General Procedure for the Preparation of Salt-free Di( n -alkyl)zinc Reagents: To a test tube equipped with a magnetic stirrer and charged with ZnCl2 (682 mg, 5 mmol) and NaOMe (676 mg, 12.5 mmol), was added Et2O (5 mL) at r.t. under a nitrogen atmosphere. The suspension was stirred for 20 min and cooled to 0 ˚C for another 10 min. RMgCl in Et2O (8 mmol, titrated before use) was added dropwise with vigorous stirring over 10 min at 0 ˚C [If RMgCl in Et2O solution was not commercially available, RMgCl was prepared from RCl (1 equiv), LiCl (1.1 equiv), and magnesium turnings (1.5 equiv) in Et2O, and the suspension was allowed to stir at 35 ˚C for 12 h before titration]. The mixture was centrifuged for 10 min (4,000 rpm) and the Et2O solution of R2Zn reagent was gently transferred via cannula into a well-dried pyrex Schlenk tube to be stored prior to use.
General Procedure for the Catalytic Enantioselective Addition of Di( n -alkyl)zinc Reagents to Aldehydes: A well-dried pyrex Schlenk tube was charged with 1 (22.8 mg, 0.05 mmol) and the salt-free R2Zn reagent (0.4-0.6 M in Et2O, 1.5 mmol) at r.t. under a nitrogen atmosphere.
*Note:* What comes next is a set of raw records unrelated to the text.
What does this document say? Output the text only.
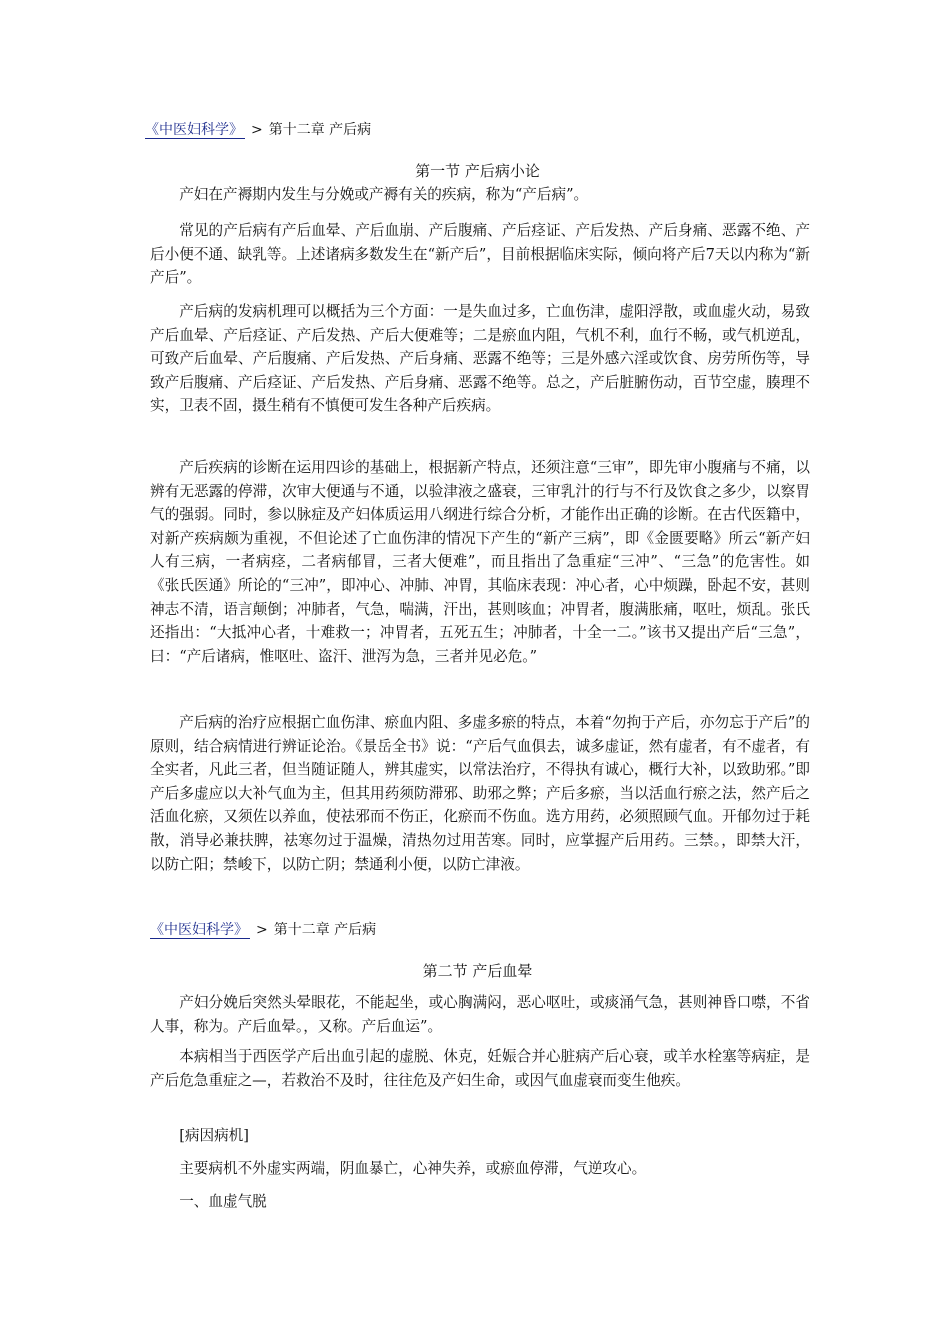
《中医妇科学》 > 第十二章 产后病
第一节 产后病小论

产妇在产褥期内发生与分娩或产褥有关的疾病，称为“产后病”。

常见的产后病有产后血晕、产后血崩、产后腹痛、产后痉证、产后发热、产后身痛、恶露不绝、产后小便不通、缺乳等。上述诸病多数发生在“新产后”，目前根据临床实际，倾向将产后7天以内称为“新产后”。

产后病的发病机理可以概括为三个方面：一是失血过多，亡血伤津，虚阳浮散，或血虚火动，易致产后血晕、产后痉证、产后发热、产后大便难等；二是瘀血内阻，气机不利，血行不畅，或气机逆乱，可致产后血晕、产后腹痛、产后发热、产后身痛、恶露不绝等；三是外感六淫或饮食、房劳所伤等，导致产后腹痛、产后痉证、产后发热、产后身痛、恶露不绝等。总之，产后脏腑伤动，百节空虚，腠理不实，卫表不固，摄生稍有不慎便可发生各种产后疾病。

产后疾病的诊断在运用四诊的基础上，根据新产特点，还须注意“三审”，即先审小腹痛与不痛，以辨有无恶露的停滞，次审大便通与不通，以验津液之盛衰，三审乳汁的行与不行及饮食之多少，以察胃气的强弱。同时，参以脉症及产妇体质运用八纲进行综合分析，才能作出正确的诊断。在古代医籍中，对新产疾病颇为重视，不但论述了亡血伤津的情况下产生的“新产三病”，即《金匮要略》所云“新产妇人有三病，一者病痉，二者病郁冒，三者大便难”，而且指出了急重症“三冲”、“三急”的危害性。如《张氏医通》所论的“三冲”，即冲心、冲肺、冲胃，其临床表现：冲心者，心中烦躁，卧起不安，甚则神志不清，语言颠倒；冲肺者，气急，喘满，汗出，甚则咳血；冲胃者，腹满胀痛，呕吐，烦乱。张氏还指出：“大抵冲心者，十难救一；冲胃者，五死五生；冲肺者，十全一二。”该书又提出产后“三急”，曰：“产后诸病，惟呕吐、盗汗、泄泻为急，三者并见必危。”

产后病的治疗应根据亡血伤津、瘀血内阻、多虚多瘀的特点，本着“勿拘于产后，亦勿忘于产后”的原则，结合病情进行辨证论治。《景岳全书》说：“产后气血俱去，诚多虚证，然有虚者，有不虚者，有全实者，凡此三者，但当随证随人，辨其虚实，以常法治疗，不得执有诚心，概行大补，以致助邪。”即产后多虚应以大补气血为主，但其用药须防滞邪、助邪之弊；产后多瘀，当以活血行瘀之法，然产后之活血化瘀，又须佐以养血，使祛邪而不伤正，化瘀而不伤血。选方用药，必须照顾气血。开郁勿过于耗散，消导必兼扶脾，祛寒勿过于温燥，清热勿过用苦寒。同时，应掌握产后用药。三禁。，即禁大汗，以防亡阳；禁峻下，以防亡阴；禁通利小便，以防亡津液。

《中医妇科学》 > 第十二章 产后病
第二节 产后血晕

产妇分娩后突然头晕眼花，不能起坐，或心胸满闷，恶心呕吐，或痰涌气急，甚则神昏口噤，不省人事，称为。产后血晕。，又称。产后血运”。

本病相当于西医学产后出血引起的虚脱、休克，妊娠合并心脏病产后心衰，或羊水栓塞等病症，是产后危急重症之—，若救治不及时，往往危及产妇生命，或因气血虚衰而变生他疾。

[病因病机]

主要病机不外虚实两端，阴血暴亡，心神失养，或瘀血停滞，气逆攻心。

一、血虚气脱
Et2O was removed under reduced pressure to generate the solvent-free R2Zn reagent containing 1 in situ. Aldehyde (0.5 mmol) was added to the mixture at r.t. and the resulting mixture was stirred at r.t. for 2 h. After hydrolysis with saturated NH4Cl (10 mL), the product was extracted with Et2O (3 × 10 mL) and washed with brine (10 mL). The combined extracts were dried over MgSO4, the organic phase was concentrated under reduced pressure and the crude product was purified by neutral silica gel column chromatography (n-hexane-Et2O) to give the desired products.
Catalytic, Enantioselective Synthesis of ( S )-(+)-Ginnol (17): A well-dried pyrex Schlenk tube was charged with 2 (68.7 mg, 0.10 mmol) and the salt-free (n-C9H19)2Zn reagent (0.44 M in Et2O, 3.4 mL, 1.5 mmol) at r.t. under a nitrogen atmosphere. Et2O was removed under reduced pressure to generate the solvent-free (n-C9H19)2Zn reagent containing 2 in situ. Toluene (1.5 mL) and THF (0.7 mL) were then added and the mixture was stirred at r.t. for 1 h. Icosanal (148.3 mg, 0.5 mmol) was added to the mixture, which was stirred at r.t. for 12 h. After hydrolysis with saturated aqueous NH4Cl (10 mL), the product was extracted with EtOAc (3 × 10 mL) and washed with brine (10 mL). The combined extracts were dried over MgSO4, and the organic phase was concentrated under reduced pressure. The crude product was purified by neutral silica gel column chromatography (n-hexane-Et2O) to give ginnol (172.5 mg, 81% yield). ¹H NMR (400 MHz, CDCl3): δ = 0.88 (t, J = 6.9 Hz, 6 H), 1.20-135 (m, 48 H), 1.42 (m, 4 H), 1.56 (s, 1 H), 3.58 (m, 1 H). ¹³C NMR (100 MHz, CDCl3): δ = 14.2, 22.7, 25.7, 29.3, 29.4, 29.8, 32.0, 37.6, 72.1. IR (KBr): 3449, 2917, 2850, 1467, 1561, 1101 cm. HRMS (EI): m/z [M]+ calcd for C29H60O: 406.4538; found: 406.4535. [α]D ²0 +1.8 (>99% ee, c 2.0, CHCl3) {Lit.¹²a [α]D ²0 +2.18 (c 1.1, CHCl3) for (S)-ginnol}. Enantioselectivity was confirmed by HPLC analysis of the diastereotopic (R)-MTPA-esters of the resulting ginnol. Chiral HPLC, Daicel chiralpack AD-3 × 2 at 4 ˚C; n-hexane-i-PrOH, 2000:1; flow rate = 0.1 mL/min; t R = 100.3 min [major, (S)-derivative], 103.5 min [minor, (R)-derivative].